Hasan dan Husain, adalah
Sayid (pemimpin) para pemuda di surga nanti, dan Allah swt telah meninggikan derajat mereka lewat
ibtila’
(cobaan) yang menimpa mereka seperti pendahulu mereka; Hamzah, Ali,
Ja’far, Umar, Utsman dan lainnya dengan syahadah. Sebagaimana sabda Nabi
saw:
“Al-Hasan dan Al-Husain adalah pemimpin para pemuda di surga”. (HR. At-Tirmidzi)
Dan bulan Ramadahan kemarin perusahaan perfilman di Timur Tengah, me-release
film yang sangat kontroversial dalam sejarah Islam karena menayangkan
detail fitnah terbesar dalam sejarah Islam antara Muawiyah, Hasan dan
Husain. Film ini disutradari oleh Muhammad Alyasari, Muhammad Al-Hisyan
dan Abdul Baari.
Pemilihan media film memang tepat karena
media ini mengkombinasikan antara melihat dan mendengar menjadi satu,
sehingga isi pesan mudah ditangkap dan tidak mudah dilupakan, kita dapat
menikmati kejadian dalam waktu lama pada suatu proses atau peristiwa
tertentu, selain itu pengaruh hebat film dapat membangun sikap,
perbuatan dan membangkitkan emosi penonton.

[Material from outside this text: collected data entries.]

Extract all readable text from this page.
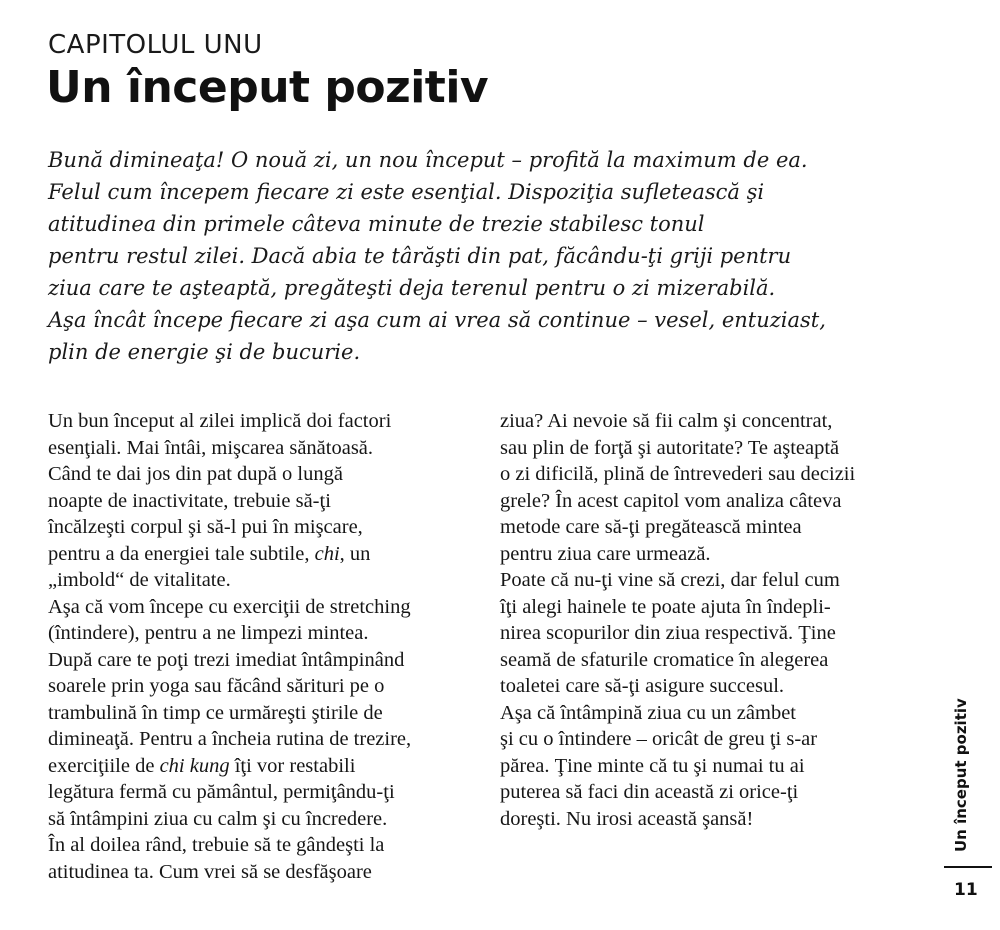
CAPITOLUL UNU
Un început pozitiv

Bună dimineaţa! O nouă zi, un nou început – profită la maximum de ea.
Felul cum începem fiecare zi este esenţial. Dispoziţia sufletească şi
atitudinea din primele câteva minute de trezie stabilesc tonul
pentru restul zilei. Dacă abia te târăşti din pat, făcându-ţi griji pentru
ziua care te aşteaptă, pregăteşti deja terenul pentru o zi mizerabilă.
Aşa încât începe fiecare zi aşa cum ai vrea să continue – vesel, entuziast,
plin de energie şi de bucurie.

Un bun început al zilei implică doi factori
esenţiali. Mai întâi, mişcarea sănătoasă.
Când te dai jos din pat după o lungă
noapte de inactivitate, trebuie să-ţi
încălzeşti corpul şi să-l pui în mişcare,
pentru a da energiei tale subtile, chi, un
„imbold“ de vitalitate.
Aşa că vom începe cu exerciţii de stretching
(întindere), pentru a ne limpezi mintea.
După care te poţi trezi imediat întâmpinând
soarele prin yoga sau făcând sărituri pe o
trambulină în timp ce urmăreşti ştirile de
dimineaţă. Pentru a încheia rutina de trezire,
exerciţiile de chi kung îţi vor restabili
legătura fermă cu pământul, permiţându-ţi
să întâmpini ziua cu calm şi cu încredere.
În al doilea rând, trebuie să te gândeşti la
atitudinea ta. Cum vrei să se desfăşoare
ziua? Ai nevoie să fii calm şi concentrat,
sau plin de forţă şi autoritate? Te aşteaptă
o zi dificilă, plină de întrevederi sau decizii
grele? În acest capitol vom analiza câteva
metode care să-ţi pregătească mintea
pentru ziua care urmează.
Poate că nu-ţi vine să crezi, dar felul cum
îţi alegi hainele te poate ajuta în îndepli-
nirea scopurilor din ziua respectivă. Ţine
seamă de sfaturile cromatice în alegerea
toaletei care să-ţi asigure succesul.
Aşa că întâmpină ziua cu un zâmbet
şi cu o întindere – oricât de greu ţi s-ar
părea. Ţine minte că tu şi numai tu ai
puterea să faci din această zi orice-ţi
doreşti. Nu irosi această şansă!	Un început pozitiv
11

Aktor dan bintang film terkenal Timur
Tengah ikut meramaikan film tersebut di antara mereka; Rasyid Asyaf
memerankan pribadi Muawiyah bin Abu Sufyan, ‘Ala’ Al-Qaasim sebagai
Abdullah bin Zubair, Romi Wahbah sebagai Yazid bin Muawiyah, selainnya
Thalahat Hamdi sebagai Zubair bin Awwam, Taaj Haidar sebagai Zainab
binti Ali bin Abi Thalib, Zanaati Qudsiyyah sebagai Adi bin Hatim
Attha’I, Muhammad Al Rasyi sebagai Qutaibah, Fathi Al-Hadawi sebagai
Hurqush bin Zuhair As-Sa’di, Abdurrahmad Abul Qasim sebagai Abu Hurairah
dan terakhir, dua pemuda asal Yordania, Khalid Maghwairi dan Muhammad
Al-Majali memerankan pribadi Hasan dan Husain.
Alhamdulillah, ini adalah
artikel ketiga yang membahas tentang film-film Islami yang banyak
mengundang kontrofersi; tulisan sebelumnya tentang film Nabi Yusuf As-Shiddiq dan Sahabat Nabi, Khalid bin Walid.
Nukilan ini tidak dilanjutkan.